Colin described Kolkata as “a city that is like a beautiful, intellectual woman one wants to have a relationship with”. To me Kolkata is like a melody; painfully tugging at my heart and bringing a lump to my throat. It swamped me in nostalgia even though I have no associations with this city. I am thinking Kolkata is a wrong place to be in if one is looking to get over a relationship! Or I would think it is a bad place even if one is happily in one! It rather dramatically pushes you into catacombs you thought you found your way out of! I think Kolkata rakes up sweet pain. I do not know how the real Kolkata is. I never will. My perception of it will forever be affected by Tagore’s stories and The City of Joy. Maybe these poets, authors and filmmakers made Kolkata hard to be just another city, maybe Kolkata IS difficult to be just another city. The conclusion is it is very well NOT just another city, whether it owes this to its artistic portrayal or to itself.

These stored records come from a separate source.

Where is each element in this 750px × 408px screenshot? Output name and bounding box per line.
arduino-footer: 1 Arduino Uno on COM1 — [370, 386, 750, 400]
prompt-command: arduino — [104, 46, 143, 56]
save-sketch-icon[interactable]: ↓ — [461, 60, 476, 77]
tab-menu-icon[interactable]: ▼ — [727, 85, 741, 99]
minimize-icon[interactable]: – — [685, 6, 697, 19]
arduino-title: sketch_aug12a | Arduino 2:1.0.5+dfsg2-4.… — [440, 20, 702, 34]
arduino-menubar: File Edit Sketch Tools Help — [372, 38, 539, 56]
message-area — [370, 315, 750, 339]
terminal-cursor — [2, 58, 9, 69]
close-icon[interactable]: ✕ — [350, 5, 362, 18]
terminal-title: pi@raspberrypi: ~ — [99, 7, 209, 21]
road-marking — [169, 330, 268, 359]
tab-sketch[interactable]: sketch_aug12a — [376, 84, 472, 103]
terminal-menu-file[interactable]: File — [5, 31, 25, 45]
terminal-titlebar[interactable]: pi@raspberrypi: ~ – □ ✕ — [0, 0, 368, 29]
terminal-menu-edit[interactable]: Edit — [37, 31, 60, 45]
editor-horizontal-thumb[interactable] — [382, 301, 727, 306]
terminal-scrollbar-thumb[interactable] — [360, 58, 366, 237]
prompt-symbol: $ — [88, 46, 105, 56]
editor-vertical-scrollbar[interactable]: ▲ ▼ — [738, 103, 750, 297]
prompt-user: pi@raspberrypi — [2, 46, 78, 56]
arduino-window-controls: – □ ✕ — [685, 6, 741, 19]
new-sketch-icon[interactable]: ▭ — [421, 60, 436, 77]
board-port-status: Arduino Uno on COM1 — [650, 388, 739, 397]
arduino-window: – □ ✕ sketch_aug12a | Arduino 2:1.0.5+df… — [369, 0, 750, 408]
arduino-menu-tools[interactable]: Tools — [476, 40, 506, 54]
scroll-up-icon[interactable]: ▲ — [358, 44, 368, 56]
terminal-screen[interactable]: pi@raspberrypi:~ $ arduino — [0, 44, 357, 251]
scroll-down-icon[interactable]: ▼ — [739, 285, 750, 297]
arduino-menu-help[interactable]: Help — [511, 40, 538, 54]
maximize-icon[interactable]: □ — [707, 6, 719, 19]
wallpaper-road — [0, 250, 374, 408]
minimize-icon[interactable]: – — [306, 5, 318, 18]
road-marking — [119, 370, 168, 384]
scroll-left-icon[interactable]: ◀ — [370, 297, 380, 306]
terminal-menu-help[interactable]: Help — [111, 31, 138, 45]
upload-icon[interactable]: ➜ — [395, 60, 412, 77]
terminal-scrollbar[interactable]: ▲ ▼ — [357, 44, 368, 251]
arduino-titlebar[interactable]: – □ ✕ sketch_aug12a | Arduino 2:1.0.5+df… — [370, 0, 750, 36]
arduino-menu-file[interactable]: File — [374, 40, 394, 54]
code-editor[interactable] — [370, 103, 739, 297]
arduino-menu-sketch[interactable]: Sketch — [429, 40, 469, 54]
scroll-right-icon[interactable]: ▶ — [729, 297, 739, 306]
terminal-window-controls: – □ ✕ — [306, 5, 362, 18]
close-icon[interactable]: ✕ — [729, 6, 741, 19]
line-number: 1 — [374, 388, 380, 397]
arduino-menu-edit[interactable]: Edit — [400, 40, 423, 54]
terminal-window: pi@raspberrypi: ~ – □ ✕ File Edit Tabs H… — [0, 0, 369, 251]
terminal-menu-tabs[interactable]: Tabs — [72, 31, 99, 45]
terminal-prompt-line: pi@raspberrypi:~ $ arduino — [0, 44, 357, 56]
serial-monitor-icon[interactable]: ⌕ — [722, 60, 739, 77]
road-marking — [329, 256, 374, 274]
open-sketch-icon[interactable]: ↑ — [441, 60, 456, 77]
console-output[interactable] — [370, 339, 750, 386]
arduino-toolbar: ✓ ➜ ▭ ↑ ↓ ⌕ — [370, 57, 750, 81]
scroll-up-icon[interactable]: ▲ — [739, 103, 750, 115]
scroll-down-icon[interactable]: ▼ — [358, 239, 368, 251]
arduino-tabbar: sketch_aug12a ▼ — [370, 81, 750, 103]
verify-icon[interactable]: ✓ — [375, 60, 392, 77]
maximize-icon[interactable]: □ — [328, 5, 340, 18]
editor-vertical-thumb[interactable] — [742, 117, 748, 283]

My first impression of the streets of Kolkata was that I will NEVER have to go WITHOUT anything here! The streets, all of them, are lined with such an abundance of tiny shops seeming like they are selling everything under the sun or almost, that all I need to do to get what I want in Kolkata is take a short walk! In an hour-long drive around the city I saw shops, cafes, multi-cuisine hotels, residential buildings, ponds, gardens, colleges, schools, hospitals, a fine arts academy (of course!), a mall, a crossword, a theatre and there was not a doubt left in my mind about Kolkata and what it got! It got everything. And it shows it. One doesn’t have to wait to get to the market area to see the market, to the residential area to see homely homes and to the corporate area to see offices! Markets are everywhere, people live everywhere and everything co-exists everywhere. In extremely narrow lanes opposite Tolly Club, are quaint houses with indecipherable names (I bet they are worth getting to know. Bengali names always are), in Bangla script, adorned with typical green shutter windows (dust coated but charming) and trees. What are not charming are the aberrant and abrupt skyscrapers. They fail to blend. They herald a new Kolkata rising with an avaricious eagerness, towering over the old city and looking tawdry next to the existing homes. Amidst bustling narrow streets, small houses, cycle rickshaws, rickety blue buses and the anachronistic trams are the anomalous skyscrapers! Kolkata appears to be in the middle of a skyscraper epidemic. In the midst of a Heightened Mania!

Kolkata, by virtue of what it means to me and does to me is NOT a place for me to be alone in. Or be “without work” in. Kolkata should not see me idle. I react to idleness in Kolkata!